執筆者: ライター・エディター/佐藤玲美

のん 確かにね。好きなジャンルは、面白ければ何でもいいんだけど、ホラーだけは苦手なの。あと、アクション系は好きだけど、バイオレンスが過ぎるというか、生々しいやつも苦手。マーベル作品も好きかな。「マーベルは映画じゃない」論争もあったけど。強いキャラクターが好きだし、マーベル作品に出てくるキャラクターって、スーパーヒーローじゃなくてイヤなヤツだったり、ダメなヤツだったりするのが好き。あとはコメディとかヒューマンドラマも好き。

山谷 のんちゃん主演の『私をくいとめて』(2020年公開)がすごく面白かったよ!のんちゃんが好きそうな、ぴったりな役だなって思った。

のん ありがとう、嬉しい! 私もあの役はやりたいって思って頑張った。

山谷 私が好きなのは製氷機のシーン。全然、氷入ってないじゃんって思うんだけど、なんか役っぽくっていいなって。あれは2020年公開だから、3年前くらいに撮影したのかな? のんちゃんもこういう“おませな役”をやるんだって思った。

のん 会社員の役柄っていうのが新鮮だった。花純ちゃんは何のジャンルが好きなの?

山谷 私も何でも見るんだけど、ヒューマンドラマが一番好き。ちょっと泣いちゃうようなハートフルな作品。ただ、すごく集中して観たいから、時間と心に余裕があるときに観たくなる。だから、パッと何か観たいなってときは、アクションとかサスペンスとか展開が早いものを観たりしてる。気持ち的に楽に見れるジャンルってあるよね。というわけで今回は、お互いに観て欲しい映画を発表し合いたいと思います!

のん 花純ちゃん、色々観てるからな〜。花純ちゃんが観ていない映画を提案したいんだけど……。『キツツキと雨』(2012年公開)はすごく良かった。

山谷 いいよね、あの作品。

のん やっぱり観てるか(笑)。林業を営んでいる役所広司さん演じる無骨な木こりと、小栗旬さん演じる気の弱い映画監督との出会いと交流を描いた作品なんだけど。私たちは映画の現場にいる人間だから余計感じるんだと思うけど、そのロケ地の田舎の人が「なんだ、こいつら」って撮影中の様子を不審な目で見ている感じとか、すごくリアルで。そこから映画の現場にどんどん魅了されていく姿が、ある意味青春ぽくって。映画を撮っている現場が輝いているものに見えてくるのがすごく気持ちよくて、「映画を撮るってこういうところが素晴らしいんだよね」とか「こういうところが変なんだよね」っていうのがギュッと凝縮された作品。
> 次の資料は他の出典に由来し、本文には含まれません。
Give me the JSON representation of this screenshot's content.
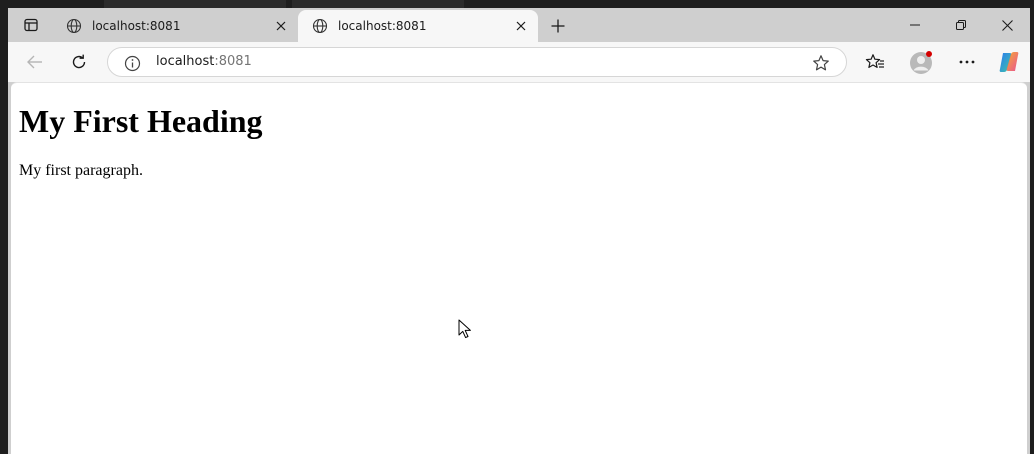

山谷 私もこの作品を観たときはもう女優のお仕事をしていたんだけど、まだ始めたての頃だったから、今、観たらもっとグッと入り込めそうな気がする。あれ、ゾンビ映画を撮ろうとしてたんだよね(笑)。

のん 不機嫌なのにゾンビにされて、なんかちょっとだけ気分が乗ってくる感じとか、すごく面白い。

山谷 もう一度ちゃんと観たいな。私がおすすめするのは洋画で『THE GUILTY ギルティ』(2018年公開)という作品。誘拐モノのサスペンスなんだけど、通報電話を受けた人が耳にピンマイクを当ててその耳と声だけで事件を解明していく物語。シチュエーションは変わらないんだけど、そのセリフのやり取りだけで情景が浮かんでくるっていうのがすごくて、どんどん観客が引き込まれていく会話劇なんだよね。きっと一人ひとり思い浮かべる情景も違うと思うから、見た人同士で話をしたくなる作品。80分くらいの作品だから、途中で集中力が途切れることなく耳に全神経を集めて観られる作品なので、イヤホンでスマホやタブレットで見るのもおすすめかな。

のん なるほどね。観てみたい。ヒューマンドラマでもう一つ『チョコレートドーナツ』はおすすめ。観たことあるかな?

山谷 同性愛に対して差別と偏見があった70年代の実話なんだよね。

のん 演技が本当にすごくて引き込まれちゃう。本当の家族に見えるよね。花純ちゃんに、花純ちゃんが観てないのを提案したい! 『毎日が夏休み』(1994年公開)はどう? 佐野史郎さんと佐伯日菜子さんが親子役で出演しているの。崩壊した家族が始めた“なんでも屋稼業(かぎょう)”で自分たちの絆を見直していく物語がのほほんとしていて、肩の力を抜いて楽しめる作品。あとはね、筒井真理子さんが出演している『よこがお』(2020年公開)。ある事件をきっかけに無実の加害者になってしまった女性の絶望と希望を描いたヒューマンドラマで、脚本力があるってこういうことなんだなって思ったし、筒井真理子さんの演技もすごかった。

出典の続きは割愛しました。